Town officials appointed Ron Campurciani as interim chief during Williams’ forced hiatus.
After making changes to the MPD’s command structure and making personnel changes in those positions, Campurciani was hired as chief in mid-December.
2. I-SS board decides against extending superintendent’s contract;
deputy superintendent announces retirement afterward
Iredell-Statesville Schools Superintendent Brady Johnson announced in October that his tenure leading the school district would end on June 30, 2020. Johnson, a former North Carolina Superintendent of the Year and Greater Statesville Chamber of Commerce Citizen of the Year who has worked for the district for 40 years, was not offered a contract extension by the school board.

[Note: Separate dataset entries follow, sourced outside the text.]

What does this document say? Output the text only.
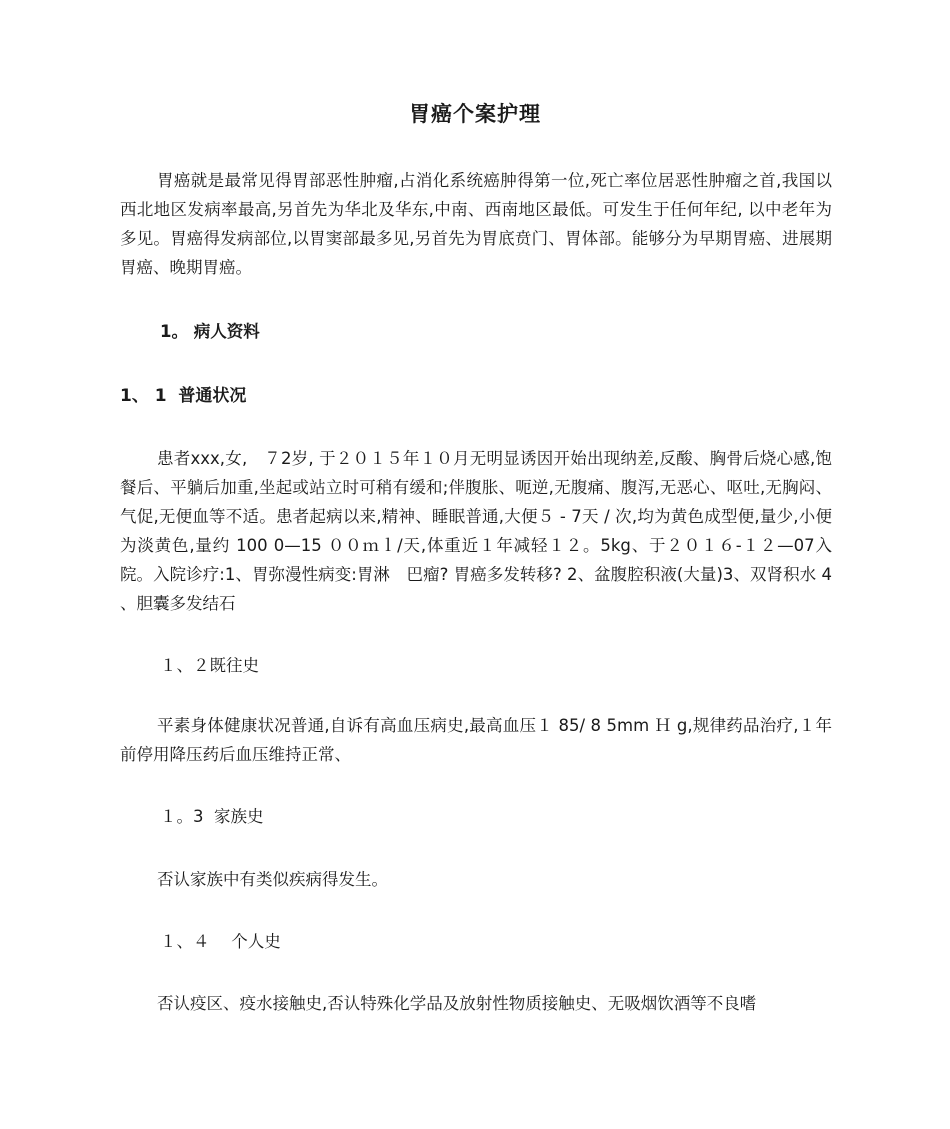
胃癌个案护理
胃癌就是最常见得胃部恶性肿瘤,占消化系统癌肿得第一位,死亡率位居恶性肿瘤之首,我国以西北地区发病率最高,另首先为华北及华东,中南、西南地区最低。可发生于任何年纪, 以中老年为多见。胃癌得发病部位,以胃窦部最多见,另首先为胃底贲门、胃体部。能够分为早期胃癌、进展期胃癌、晚期胃癌。
1。 病人资料
1、 1  普通状况
患者xxx,女,　７2岁, 于２０１５年１０月无明显诱因开始出现纳差,反酸、胸骨后烧心感,饱餐后、平躺后加重,坐起或站立时可稍有缓和;伴腹胀、呃逆,无腹痛、腹泻,无恶心、呕吐,无胸闷、气促,无便血等不适。患者起病以来,精神、睡眠普通,大便５ - 7天 / 次,均为黄色成型便,量少,小便为淡黄色,量约 100 0—15 ００ｍｌ/天,体重近１年减轻１２。5kg、于２０１６-１２—07入院。入院诊疗:1、胃弥漫性病变:胃淋　巴瘤? 胃癌多发转移? 2、盆腹腔积液(大量)3、双肾积水 4 、胆囊多发结石
１、２既往史
平素身体健康状况普通,自诉有高血压病史,最高血压１ 85/ 8 5mm Ｈ g,规律药品治疗,１年前停用降压药后血压维持正常、
１。3  家族史
否认家族中有类似疾病得发生。
１、４　 个人史
否认疫区、疫水接触史,否认特殊化学品及放射性物质接触史、无吸烟饮酒等不良嗜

Following Johnson’s announcement, Deputy Superintendent Melanie Taylor notified the district that she would retire in February 2020, citing partisan politics among the reasons for her departure.
The school board decided not to contract with a national search firm to assist in the hiring of Johnson’s replacement, leading to speculation that the board already new who it would hire. Board members claimed those rumors were untrue.
1. Mooresville police officer murdered during traffic stop
MPD K-9 Officer Jordan Sheldon was tragically shot and killed after conducting a vehicle stop on West Plaza Drive on Saturday, May 4. The 28-year-old man who murdered Officer Sheldon killed himself at an apartment complex two miles away after fleeing the crime scene.
Officer Sheldon’s death devastated the MPD and the community, which rallied during the days and weeks that followed to show its support for law enforcement personnel.